Where "on NOVAS" (information pages or documentation?) is the link that leads to the Lunar Eclipse predictions pages you refer to? Since NOVAS is not concerned with eclipses
per se, I was surprised to see there would be such a reference, and, since I haven't seen any that are obvious, without exhaustively following all paths down three levels, I can't find it. NOVAS could certainly be used for this purpose, but I doubt many are using it this way. I can think of one person who might, but I'm not sure he's using NOVAS.

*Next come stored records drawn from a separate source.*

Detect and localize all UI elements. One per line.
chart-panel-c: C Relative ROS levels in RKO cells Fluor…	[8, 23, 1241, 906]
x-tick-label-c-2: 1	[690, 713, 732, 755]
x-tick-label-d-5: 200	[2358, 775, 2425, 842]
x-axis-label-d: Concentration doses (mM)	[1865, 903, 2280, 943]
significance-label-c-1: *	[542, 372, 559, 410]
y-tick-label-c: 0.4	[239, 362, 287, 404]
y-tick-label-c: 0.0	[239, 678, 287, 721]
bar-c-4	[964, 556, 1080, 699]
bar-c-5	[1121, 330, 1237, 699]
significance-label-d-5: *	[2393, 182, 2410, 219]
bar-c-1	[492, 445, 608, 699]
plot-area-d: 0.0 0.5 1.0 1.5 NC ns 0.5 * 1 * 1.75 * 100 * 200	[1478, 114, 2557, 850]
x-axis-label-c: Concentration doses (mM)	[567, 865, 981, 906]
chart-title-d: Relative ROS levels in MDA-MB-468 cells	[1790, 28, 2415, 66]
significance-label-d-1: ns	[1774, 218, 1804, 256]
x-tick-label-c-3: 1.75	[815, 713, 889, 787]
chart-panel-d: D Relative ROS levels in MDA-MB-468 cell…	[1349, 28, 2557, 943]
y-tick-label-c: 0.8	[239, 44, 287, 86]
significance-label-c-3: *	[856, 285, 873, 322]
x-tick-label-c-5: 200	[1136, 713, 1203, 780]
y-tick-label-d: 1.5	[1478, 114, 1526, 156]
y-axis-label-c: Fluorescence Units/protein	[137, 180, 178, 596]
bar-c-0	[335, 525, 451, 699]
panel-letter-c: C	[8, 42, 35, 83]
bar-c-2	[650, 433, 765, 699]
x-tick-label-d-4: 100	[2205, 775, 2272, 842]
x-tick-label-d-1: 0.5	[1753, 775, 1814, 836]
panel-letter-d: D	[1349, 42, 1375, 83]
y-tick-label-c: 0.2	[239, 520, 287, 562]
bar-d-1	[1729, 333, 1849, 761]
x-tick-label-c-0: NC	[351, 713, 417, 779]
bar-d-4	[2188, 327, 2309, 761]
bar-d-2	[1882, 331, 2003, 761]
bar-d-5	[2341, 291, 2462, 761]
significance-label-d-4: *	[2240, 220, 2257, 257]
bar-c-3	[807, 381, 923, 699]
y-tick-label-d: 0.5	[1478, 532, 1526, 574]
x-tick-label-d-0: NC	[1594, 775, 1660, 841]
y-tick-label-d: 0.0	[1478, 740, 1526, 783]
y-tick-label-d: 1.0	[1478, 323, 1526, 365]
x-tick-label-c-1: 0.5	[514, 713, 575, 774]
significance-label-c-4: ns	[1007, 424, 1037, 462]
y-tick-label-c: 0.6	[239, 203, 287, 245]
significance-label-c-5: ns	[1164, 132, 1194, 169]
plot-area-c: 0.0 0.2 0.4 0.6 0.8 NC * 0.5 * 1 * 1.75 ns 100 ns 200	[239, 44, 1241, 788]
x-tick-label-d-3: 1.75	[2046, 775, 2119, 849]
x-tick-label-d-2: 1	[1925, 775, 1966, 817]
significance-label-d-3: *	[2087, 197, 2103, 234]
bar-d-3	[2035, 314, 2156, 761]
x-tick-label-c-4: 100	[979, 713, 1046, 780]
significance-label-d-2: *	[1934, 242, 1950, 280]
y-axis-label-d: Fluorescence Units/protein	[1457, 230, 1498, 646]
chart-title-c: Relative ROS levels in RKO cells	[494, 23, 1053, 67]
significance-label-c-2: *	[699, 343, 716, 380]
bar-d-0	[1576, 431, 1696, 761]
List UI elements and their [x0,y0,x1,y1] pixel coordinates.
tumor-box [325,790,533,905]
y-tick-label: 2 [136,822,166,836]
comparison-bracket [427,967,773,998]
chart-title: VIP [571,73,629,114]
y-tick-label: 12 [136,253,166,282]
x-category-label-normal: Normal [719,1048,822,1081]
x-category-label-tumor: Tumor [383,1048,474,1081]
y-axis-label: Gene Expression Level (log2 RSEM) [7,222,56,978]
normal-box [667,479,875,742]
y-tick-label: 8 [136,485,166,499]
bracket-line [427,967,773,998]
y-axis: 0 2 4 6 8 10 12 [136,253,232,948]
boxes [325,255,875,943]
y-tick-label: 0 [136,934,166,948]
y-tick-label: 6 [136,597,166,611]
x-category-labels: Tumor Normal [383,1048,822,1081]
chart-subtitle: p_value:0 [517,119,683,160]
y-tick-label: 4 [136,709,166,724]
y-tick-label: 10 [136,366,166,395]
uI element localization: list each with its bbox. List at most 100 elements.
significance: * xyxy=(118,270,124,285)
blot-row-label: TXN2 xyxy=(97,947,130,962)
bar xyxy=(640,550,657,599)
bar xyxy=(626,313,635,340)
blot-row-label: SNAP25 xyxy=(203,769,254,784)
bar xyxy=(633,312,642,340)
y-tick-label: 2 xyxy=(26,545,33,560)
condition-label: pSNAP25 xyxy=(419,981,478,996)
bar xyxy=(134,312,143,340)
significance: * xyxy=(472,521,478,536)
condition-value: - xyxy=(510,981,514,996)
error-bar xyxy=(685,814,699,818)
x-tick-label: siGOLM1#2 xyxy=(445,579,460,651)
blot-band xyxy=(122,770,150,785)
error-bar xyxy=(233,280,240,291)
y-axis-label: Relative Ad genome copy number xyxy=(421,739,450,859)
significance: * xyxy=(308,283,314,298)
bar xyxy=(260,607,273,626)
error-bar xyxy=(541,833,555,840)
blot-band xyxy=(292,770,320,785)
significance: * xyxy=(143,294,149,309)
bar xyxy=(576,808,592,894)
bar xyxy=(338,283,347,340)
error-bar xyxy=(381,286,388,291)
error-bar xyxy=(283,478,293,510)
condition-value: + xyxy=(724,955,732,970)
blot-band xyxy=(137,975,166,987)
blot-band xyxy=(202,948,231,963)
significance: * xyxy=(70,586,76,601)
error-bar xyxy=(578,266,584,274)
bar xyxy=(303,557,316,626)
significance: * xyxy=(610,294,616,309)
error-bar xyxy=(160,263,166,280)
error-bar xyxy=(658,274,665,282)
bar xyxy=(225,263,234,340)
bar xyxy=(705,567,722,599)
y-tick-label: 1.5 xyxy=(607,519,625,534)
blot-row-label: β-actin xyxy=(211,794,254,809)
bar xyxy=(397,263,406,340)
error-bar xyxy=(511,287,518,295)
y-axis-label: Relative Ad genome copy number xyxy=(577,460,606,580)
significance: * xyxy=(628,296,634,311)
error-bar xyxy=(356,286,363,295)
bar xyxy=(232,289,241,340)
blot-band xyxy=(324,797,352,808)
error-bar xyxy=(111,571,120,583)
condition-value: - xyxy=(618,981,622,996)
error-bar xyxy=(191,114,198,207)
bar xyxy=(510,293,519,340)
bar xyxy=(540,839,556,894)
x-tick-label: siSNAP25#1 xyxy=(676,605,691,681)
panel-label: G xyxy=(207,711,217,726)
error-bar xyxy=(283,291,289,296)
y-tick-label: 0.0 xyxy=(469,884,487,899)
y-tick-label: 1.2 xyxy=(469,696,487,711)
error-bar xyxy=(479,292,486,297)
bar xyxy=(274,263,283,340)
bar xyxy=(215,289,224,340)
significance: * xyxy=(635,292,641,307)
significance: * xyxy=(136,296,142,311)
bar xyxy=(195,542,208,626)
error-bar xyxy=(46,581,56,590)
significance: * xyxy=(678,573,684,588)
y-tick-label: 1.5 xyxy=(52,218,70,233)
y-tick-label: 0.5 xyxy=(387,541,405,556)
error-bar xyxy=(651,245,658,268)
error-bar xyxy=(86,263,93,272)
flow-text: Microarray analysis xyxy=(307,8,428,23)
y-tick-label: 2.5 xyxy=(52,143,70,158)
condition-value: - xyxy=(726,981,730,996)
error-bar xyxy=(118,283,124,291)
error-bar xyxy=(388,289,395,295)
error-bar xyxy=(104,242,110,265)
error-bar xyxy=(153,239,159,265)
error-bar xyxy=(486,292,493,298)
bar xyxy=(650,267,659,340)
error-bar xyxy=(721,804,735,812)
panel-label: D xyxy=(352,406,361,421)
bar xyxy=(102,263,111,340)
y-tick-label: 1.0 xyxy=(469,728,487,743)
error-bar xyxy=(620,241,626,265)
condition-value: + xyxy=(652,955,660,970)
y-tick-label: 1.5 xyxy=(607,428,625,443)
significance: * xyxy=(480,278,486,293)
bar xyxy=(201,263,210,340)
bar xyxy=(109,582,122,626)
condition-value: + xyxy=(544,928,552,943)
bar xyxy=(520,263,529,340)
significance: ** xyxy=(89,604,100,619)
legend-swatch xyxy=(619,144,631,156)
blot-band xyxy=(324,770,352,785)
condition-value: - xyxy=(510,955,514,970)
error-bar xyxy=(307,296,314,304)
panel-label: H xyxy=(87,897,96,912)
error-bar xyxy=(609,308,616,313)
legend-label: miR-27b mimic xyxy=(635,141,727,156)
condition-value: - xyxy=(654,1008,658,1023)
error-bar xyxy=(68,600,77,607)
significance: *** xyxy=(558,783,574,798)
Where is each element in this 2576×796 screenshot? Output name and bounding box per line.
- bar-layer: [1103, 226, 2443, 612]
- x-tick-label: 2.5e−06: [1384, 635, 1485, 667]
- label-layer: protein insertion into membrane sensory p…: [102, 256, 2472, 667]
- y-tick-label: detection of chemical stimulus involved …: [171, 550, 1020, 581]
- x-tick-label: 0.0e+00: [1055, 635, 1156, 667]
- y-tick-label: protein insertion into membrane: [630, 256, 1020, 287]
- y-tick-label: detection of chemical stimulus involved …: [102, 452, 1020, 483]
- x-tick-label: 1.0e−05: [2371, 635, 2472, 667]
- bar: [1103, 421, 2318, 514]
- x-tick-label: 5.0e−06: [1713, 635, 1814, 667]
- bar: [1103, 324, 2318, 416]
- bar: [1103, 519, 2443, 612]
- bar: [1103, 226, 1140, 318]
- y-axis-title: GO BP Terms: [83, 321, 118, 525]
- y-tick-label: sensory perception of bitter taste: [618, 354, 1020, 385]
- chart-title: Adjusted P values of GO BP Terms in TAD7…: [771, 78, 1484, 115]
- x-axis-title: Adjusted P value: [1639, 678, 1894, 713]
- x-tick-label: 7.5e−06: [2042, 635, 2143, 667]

The geometric model which "can predict anything at any year" that you refer to simply does not exist. If you are looking for precise predictions, solving the N-body problem for all reasonably-well characterized solar-system objects (including moons and many large and not-quite-so-large asteroids), all of which affect each other at least somewhat, with relativistic effects addressed as needed, is far from trivial. Even if you don't need overly precise predictions, far into the future or past, even very small errors accumulate to become significant. This is not even remotely a "charting" operation.
"Sounds more like". In other words, you're guessing. Do you have any evidence that this is the case? The NASA page says that Saros is used to catalog eclipses; they do not say they they use Saros to predict them, so please don't bring that up again.